Home-grown nightlife brand Neverland Group is on an expansion spree - it will open a new club in Johor Baru next year and venture into property development for the first time.
The group is also on track to have its Malaysian business arm, Pixie Entertainment Group, listed on the Australian stock exchange.
Neverland's co-founder Eugene Tin, 37, revealed the plans to Life! in his first interview since the death of his business partner and good friend, Mr Kwek Kon Chun, last November.
Mr Kwek, 35, the son of Hong Realty managing director Kwek Leng Keow and nephew of billionaire Kwek Leng Beng, was killed after his Porsche 911 Turbo crashed on the KL-Seremban Expressway. He and his passenger, Neverland's regional marketing director Franco Toh, died on the spot.
The media-shy Mr Tin says it was a trying time for the company after Mr Kwek's death, but he was determined to continue the legacy that Mr Kwek had helped built and left behind.
"He was an irreplaceable loss. I tried my best to hold it together and, with help from my other partners and management, we braved through it," he says.
Neverland, which operates six entertainment outlets on both sides of the Causeway, is embarking on a new RM40-million (S$14.3-million) commercial development in JB with Malaysian property giant UMLand.
The partnership sees Neverland being an anchor tenant in a two-storey upscale 5,110 sq m shopping complex named Zenith in the Johor Baru City Centre development zone.
Neverland will operate Neverland JB, a 557 sq m club in the basement of the mall. The size of the club is slightly bigger than Club Kyo in Cecil Street. The project is scheduled to be completed in the third quarter of next year. Mr Tin says Mr Kwek was the one who initiated talks for the Zenith project in mid-2013 and that he is merely "finishing up what KC started". Mr Kwek was known to his friends as KC.
About RM$3 million, Mr Tin reveals, will be invested in the "premium nightspot", which will adopt a similar concept to his other nightclubs, featuring Asian singers, dancers, live bands and DJs.

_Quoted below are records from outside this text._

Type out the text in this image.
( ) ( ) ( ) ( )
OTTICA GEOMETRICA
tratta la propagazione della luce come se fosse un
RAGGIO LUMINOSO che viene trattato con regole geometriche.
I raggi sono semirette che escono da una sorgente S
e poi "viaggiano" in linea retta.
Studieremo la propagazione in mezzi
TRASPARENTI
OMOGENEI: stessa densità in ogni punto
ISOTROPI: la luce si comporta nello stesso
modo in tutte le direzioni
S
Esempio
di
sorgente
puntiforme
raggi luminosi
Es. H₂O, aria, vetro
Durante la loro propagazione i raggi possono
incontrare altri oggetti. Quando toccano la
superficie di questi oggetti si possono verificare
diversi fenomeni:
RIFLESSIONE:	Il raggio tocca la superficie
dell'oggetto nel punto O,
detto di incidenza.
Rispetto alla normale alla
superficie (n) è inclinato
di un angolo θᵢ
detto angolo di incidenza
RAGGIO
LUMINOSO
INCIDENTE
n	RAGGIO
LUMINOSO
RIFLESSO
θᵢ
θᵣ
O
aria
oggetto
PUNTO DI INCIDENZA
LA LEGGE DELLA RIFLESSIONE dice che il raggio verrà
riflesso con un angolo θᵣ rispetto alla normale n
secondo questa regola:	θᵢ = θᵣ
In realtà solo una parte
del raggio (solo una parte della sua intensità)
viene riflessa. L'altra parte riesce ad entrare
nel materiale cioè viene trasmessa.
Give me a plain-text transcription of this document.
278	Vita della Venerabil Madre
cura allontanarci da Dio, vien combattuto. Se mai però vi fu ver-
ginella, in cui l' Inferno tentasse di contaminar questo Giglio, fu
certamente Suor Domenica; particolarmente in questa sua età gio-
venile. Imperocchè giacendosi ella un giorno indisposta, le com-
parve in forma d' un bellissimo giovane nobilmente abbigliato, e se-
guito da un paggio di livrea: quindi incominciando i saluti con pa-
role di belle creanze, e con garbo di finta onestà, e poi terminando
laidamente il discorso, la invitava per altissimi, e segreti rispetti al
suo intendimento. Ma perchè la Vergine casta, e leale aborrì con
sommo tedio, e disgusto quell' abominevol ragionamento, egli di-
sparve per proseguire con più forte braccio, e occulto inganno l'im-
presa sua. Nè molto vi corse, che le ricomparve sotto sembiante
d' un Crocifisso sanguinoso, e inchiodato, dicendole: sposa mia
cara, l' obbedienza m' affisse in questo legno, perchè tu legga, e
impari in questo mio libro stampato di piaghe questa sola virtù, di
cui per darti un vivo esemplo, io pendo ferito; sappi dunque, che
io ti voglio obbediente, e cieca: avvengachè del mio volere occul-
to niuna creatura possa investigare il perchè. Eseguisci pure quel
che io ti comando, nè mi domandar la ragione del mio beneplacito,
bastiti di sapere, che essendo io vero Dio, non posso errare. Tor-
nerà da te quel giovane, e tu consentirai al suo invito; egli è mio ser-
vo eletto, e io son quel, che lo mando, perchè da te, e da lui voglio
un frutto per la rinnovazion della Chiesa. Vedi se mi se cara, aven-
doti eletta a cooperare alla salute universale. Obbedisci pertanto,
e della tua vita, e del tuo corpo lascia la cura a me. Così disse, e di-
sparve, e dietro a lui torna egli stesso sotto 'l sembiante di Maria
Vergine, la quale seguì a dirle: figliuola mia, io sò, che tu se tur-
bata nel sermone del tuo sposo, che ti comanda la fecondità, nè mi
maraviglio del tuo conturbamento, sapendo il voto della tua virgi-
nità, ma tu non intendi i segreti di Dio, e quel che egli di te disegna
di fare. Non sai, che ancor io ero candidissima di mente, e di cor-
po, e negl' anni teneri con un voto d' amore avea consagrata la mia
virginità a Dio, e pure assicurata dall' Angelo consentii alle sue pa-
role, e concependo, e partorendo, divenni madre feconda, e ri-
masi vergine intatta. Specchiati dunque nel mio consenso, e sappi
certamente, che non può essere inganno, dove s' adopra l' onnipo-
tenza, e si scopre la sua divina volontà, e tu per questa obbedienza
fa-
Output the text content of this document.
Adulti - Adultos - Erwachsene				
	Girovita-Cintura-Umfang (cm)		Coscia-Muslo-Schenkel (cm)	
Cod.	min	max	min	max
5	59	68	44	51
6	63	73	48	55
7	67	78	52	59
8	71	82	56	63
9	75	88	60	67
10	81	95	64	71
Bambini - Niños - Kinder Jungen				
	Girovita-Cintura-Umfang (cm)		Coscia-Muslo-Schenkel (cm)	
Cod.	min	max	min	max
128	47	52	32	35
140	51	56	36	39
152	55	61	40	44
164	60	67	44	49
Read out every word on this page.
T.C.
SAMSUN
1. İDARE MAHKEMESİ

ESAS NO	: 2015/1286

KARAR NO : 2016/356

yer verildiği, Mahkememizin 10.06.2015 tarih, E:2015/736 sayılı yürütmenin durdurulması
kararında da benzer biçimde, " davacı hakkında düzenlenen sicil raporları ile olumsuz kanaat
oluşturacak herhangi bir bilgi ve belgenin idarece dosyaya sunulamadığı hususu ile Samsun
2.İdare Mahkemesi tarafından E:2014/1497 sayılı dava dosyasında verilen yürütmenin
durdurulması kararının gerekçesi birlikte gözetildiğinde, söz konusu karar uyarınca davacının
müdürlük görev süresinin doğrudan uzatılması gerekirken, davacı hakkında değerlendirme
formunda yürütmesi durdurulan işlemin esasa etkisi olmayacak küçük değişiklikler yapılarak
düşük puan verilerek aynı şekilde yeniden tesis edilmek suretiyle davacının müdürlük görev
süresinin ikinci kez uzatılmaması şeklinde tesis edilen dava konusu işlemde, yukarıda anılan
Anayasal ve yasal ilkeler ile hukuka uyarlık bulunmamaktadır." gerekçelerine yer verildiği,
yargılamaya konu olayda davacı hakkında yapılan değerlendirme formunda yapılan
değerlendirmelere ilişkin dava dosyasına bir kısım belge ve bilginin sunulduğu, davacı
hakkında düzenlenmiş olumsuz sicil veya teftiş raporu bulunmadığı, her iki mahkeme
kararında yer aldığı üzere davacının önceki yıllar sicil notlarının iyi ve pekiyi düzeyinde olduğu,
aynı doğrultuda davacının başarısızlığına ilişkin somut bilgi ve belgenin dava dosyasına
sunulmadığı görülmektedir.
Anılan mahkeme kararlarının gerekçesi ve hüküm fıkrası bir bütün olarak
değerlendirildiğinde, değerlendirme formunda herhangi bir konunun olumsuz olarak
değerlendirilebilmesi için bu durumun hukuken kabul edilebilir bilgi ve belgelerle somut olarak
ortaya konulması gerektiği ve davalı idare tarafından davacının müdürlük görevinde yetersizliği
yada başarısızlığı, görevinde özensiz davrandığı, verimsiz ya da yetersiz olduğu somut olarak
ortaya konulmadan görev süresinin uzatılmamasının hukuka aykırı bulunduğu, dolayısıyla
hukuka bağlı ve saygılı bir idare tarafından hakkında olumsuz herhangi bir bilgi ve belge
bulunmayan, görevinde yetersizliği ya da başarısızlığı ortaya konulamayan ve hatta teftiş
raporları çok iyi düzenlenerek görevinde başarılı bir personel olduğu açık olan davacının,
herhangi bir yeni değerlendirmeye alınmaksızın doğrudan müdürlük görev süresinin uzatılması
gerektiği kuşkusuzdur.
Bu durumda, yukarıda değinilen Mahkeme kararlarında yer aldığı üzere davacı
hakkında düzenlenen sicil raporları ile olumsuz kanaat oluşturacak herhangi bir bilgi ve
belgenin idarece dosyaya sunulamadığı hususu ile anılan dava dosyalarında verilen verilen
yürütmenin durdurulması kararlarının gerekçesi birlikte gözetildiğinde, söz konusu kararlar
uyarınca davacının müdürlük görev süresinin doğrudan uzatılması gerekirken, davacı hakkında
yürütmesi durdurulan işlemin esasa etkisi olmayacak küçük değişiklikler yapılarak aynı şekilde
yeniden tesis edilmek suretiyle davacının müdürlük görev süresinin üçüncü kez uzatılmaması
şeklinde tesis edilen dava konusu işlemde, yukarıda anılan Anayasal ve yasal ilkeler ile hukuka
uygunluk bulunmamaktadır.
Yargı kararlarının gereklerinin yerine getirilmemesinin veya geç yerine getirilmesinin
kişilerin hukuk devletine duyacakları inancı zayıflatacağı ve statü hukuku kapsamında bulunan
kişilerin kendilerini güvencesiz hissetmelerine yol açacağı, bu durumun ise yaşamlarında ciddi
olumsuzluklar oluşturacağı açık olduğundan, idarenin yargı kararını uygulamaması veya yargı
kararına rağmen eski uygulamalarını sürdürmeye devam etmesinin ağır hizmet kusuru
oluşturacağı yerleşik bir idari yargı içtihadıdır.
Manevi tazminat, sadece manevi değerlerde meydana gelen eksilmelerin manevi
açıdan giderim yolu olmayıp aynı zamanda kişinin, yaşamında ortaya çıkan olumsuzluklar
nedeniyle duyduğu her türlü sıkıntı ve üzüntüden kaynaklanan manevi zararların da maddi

Mr Benjamin Lee, a manager with UMLand, says the aim is to "create a one-stop entertainment centre to complement the other retail malls in the area".
The property developer is also building a residential apartment block, Suasana Apartments, and a new Amari Hotel, next to the mall.
Mr Lee says UMLand, which is already looking for tenants for Zenith, partnered Neverland because it is a "well-known brand to Singaporeans and Johoreans working in Singapore".
Neverland's Malaysian business arm, Pixie Entertainment Group, is undergoing a listing exercise on the Australian stock exchange. The business is valued at A$40 million (S$41.5 million).
Mr Tin is Pixie's chief executive officer and his Malaysian business partner, Dato Victor Hoo, is the chairman. The pair will be working closely together to embark on new projects in Malaysia and Singapore.
Last week, they opened a 1,858 sq m club, Pixie@JB, in Jalan Dato Abdullah in JB. Mr Tin says about RM$2 million was invested in the club.
He adds that it was both his and Mr Kwek's "dream and vision" to build a prominent brand with the launch of an entertainment hub and to consolidate all their businesses under one company.
The duo had built a successful nightlife empire over the past six years, since launching their first nightspot, Club Neverland, in Orchard Plaza in 2009.
They are known for redefining the genre of live Asian music entertainment by bringing in singers and dancers from South Korea, Taiwan and Thailand.
Plans are in the works for Pixie to acquire Neverland's assets in Singapore, which include nightclub Sonar in Orchard Hotel. The original Club Neverland closed last September due to rental woes, but Mr Tin says he is looking for a new location in town to relaunch the club.
The eventual goal for Neverland is to branch out into the food and beverage and wellness industries - evolving from a nightlife operator to a lifestyle group.
Mr Tin says: "Everything on our plate right now is what KC envisioned for the company and I believe the company would have grown so much more if he was around."
"He accomplished a lot behind the scenes. The group misses him as a boss, a good brother and as a friend you could always rely on. Our success thus far is a tribute to him."